Design - not the drawing type
After coming back from the Christmas break, I started the design phase of the project. Actually most of the times I think, there is a bit of a mystery and magic around transforming user research data into usable designs. My hand wanted to grab a pen a draw boxes on paper, thinking of zillions of ideas and features which would help people do things better. But again, my brain disagreed and luckily managed to hold this back, as I felt that I am jumping ahead too quickly, cutting corners.
The first thing I needed to do was to get all the things which I have learnt out of my head. The great people at Head London design agency helped me a lot in this, and together we found an easy and understandable process to start shaping understanding into useful solutions. As a first step we wrote up all of the key findings on post-its and prioritised them on a huge wall. An example of such a post-it would be: “The large group of students have problems accessing required readings”. This was an extremely useful activity, which forced me to spell out findings and making sure that I can communicate those to people outside of the project. The next step wast to formulate design goals, based on the prioritised findings. This is actually a hard task to do, since a lot of the times, people would naturally formulate “pseudo” design goals which are actually not design goals at all, but rather an attribute of the system we are trying to create. Very useful to understand the difference, and being able to formulate unique and relevant design problems is crucial. We ended up with 5-6 very good design goals like “How do we help avoid book shortages?”, which served as a basis for the next activity: ideation.

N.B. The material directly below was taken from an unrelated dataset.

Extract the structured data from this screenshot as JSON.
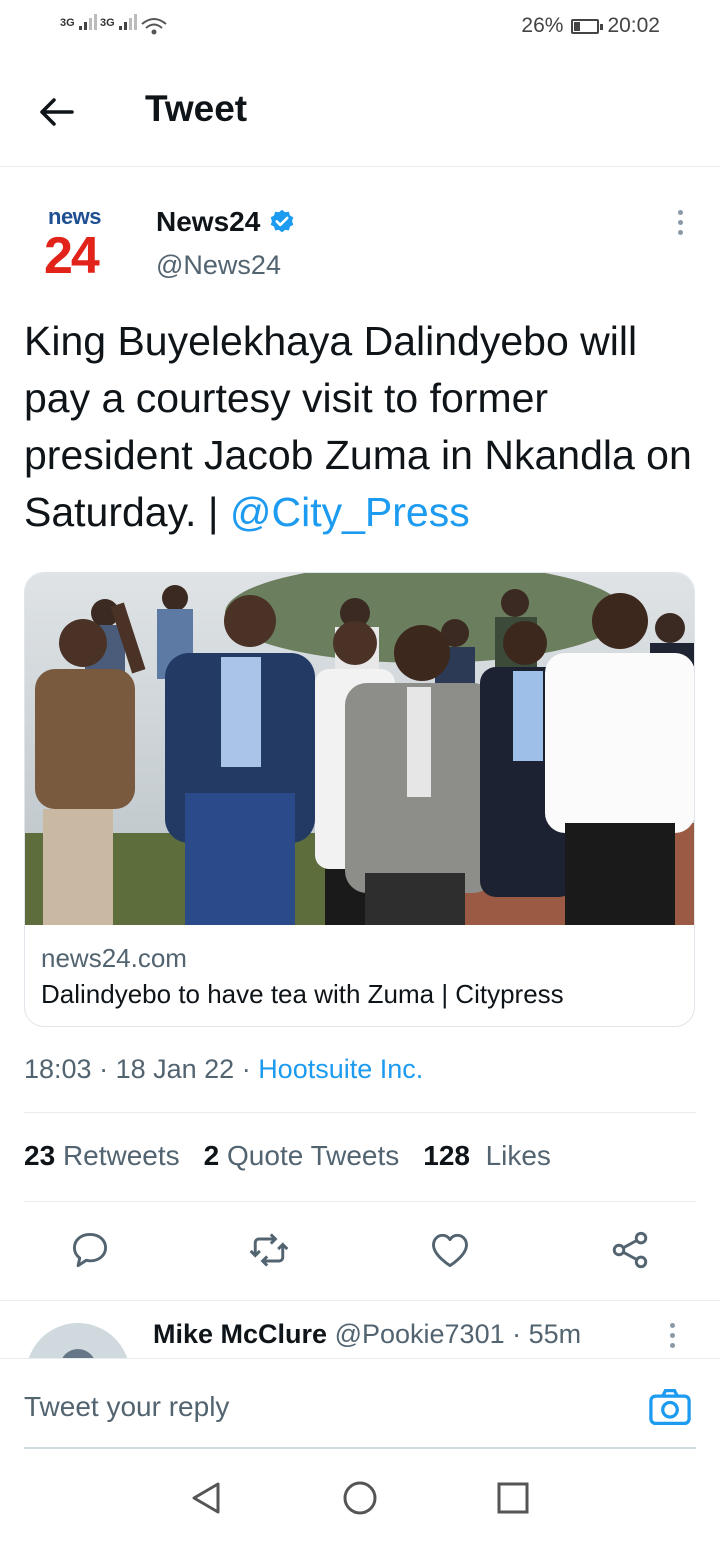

The reason behind clear design problems is not only being able to articulate and communicate. They serve as starting points and triggers for ideas, which tries to solve a given design problem. The way we approached was to have a large number of ideas solving each of the design problems, in the form of user journeys, which had to contain an actor, an object and a goal. Expressing ideas this way, almost like simple cartoon strips, encourages designers to think of user flows rather than individual features or functionality. Features are assembled by disseminating, combining and evaluating all these flows. Once features are there, through a prioritisation activity we can start drawing a bird’s eye view of the system, and mapping out how different features connect, to best support the design goals and the user journeys. This is when my brain is comfortable with drawing, and this is where finally sketching of individula screens can begin.
Another interesting thing which I managed to get a better understanding in with the help of Head, is the ability to communicate design findings. They showed me a number of different ways to visualise complex relations and complex data. Very useful. I realise that without pictures this is dry and unimpressive, but please bear with me, I will make all this more visual once the design phase is completed and the final artefacts are made which is very close now.